Please help me with this problem. I don't really know how to do much of it.

2. Mar 21, 2006

### HallsofIvy

Staff Emeritus
Your are going to have to do some work yourself. Start by telling us what your text gives as the definition of "domain". If you are taking Calculus, you should have see that long ago.
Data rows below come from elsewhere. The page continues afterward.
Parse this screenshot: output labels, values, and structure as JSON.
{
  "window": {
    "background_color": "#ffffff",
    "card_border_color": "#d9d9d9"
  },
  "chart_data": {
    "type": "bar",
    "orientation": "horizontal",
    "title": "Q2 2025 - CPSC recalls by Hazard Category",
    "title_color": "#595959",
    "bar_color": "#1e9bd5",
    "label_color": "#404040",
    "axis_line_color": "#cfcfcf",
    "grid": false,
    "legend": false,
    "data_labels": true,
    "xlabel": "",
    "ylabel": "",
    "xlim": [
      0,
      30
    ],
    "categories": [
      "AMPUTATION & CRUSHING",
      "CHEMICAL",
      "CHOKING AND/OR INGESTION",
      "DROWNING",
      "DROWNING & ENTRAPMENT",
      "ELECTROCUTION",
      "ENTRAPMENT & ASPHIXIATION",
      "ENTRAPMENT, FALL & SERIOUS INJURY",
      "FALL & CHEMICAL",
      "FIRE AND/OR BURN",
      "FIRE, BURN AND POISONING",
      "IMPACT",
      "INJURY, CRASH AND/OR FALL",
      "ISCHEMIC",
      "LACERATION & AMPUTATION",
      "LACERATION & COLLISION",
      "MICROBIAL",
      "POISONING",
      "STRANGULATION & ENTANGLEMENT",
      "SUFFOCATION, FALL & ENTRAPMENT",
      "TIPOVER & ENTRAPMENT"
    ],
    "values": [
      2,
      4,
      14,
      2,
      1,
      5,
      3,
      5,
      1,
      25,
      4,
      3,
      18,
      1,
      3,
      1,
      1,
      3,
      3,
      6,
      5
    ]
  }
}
By the way, your "note" is wrong. f(x)= )=(x+2)/(x^2 +x+1)^.5, not f'.

3. Mar 22, 2006

### Vigo

I know we have done domain before but it is a little fuzzy. I know domain is where the x values exist and the range is where the y values exist. These may not be the right defintions but this is how I was taught it. For b), I know that the horizontal asymptotes have the eqaution of y=+ or - 2. Back to domain and range- For a) , since there are no vertical asymptotes or holes , I would assume that the domain is all real numbers. For the range, since there are horizontal asymptotes at 2 and -2, I would say the range is -2<y<-2.

4. Mar 22, 2006

### Vigo

You are right about the derivative being wrong. The correct derivative is (x+2)/(x^2+x+1)^3/2. It's wierd because the note about this wrong derivative was given on the worksheet.

5. Mar 22, 2006

### HallsofIvy

Staff Emeritus
No, that is how you remember it. The domain is the set of values of x for which the function can be calculated. Are there any values of x for which you cannot calculate 2x? Are there any values of x for which you cannot calculate $\sqrt{x^2+ x+ 1}$?
Are there any values of x for which you cannot calculate $\frac{2x}{\sqrt{x^2+ x+ 1}}$?
Yes, the "range" is the set of all possible y values. Are there any values of y you cannot get for some x?

Good, that's precisely what I was saying! (I hope you meant -2< y< 2 !!!)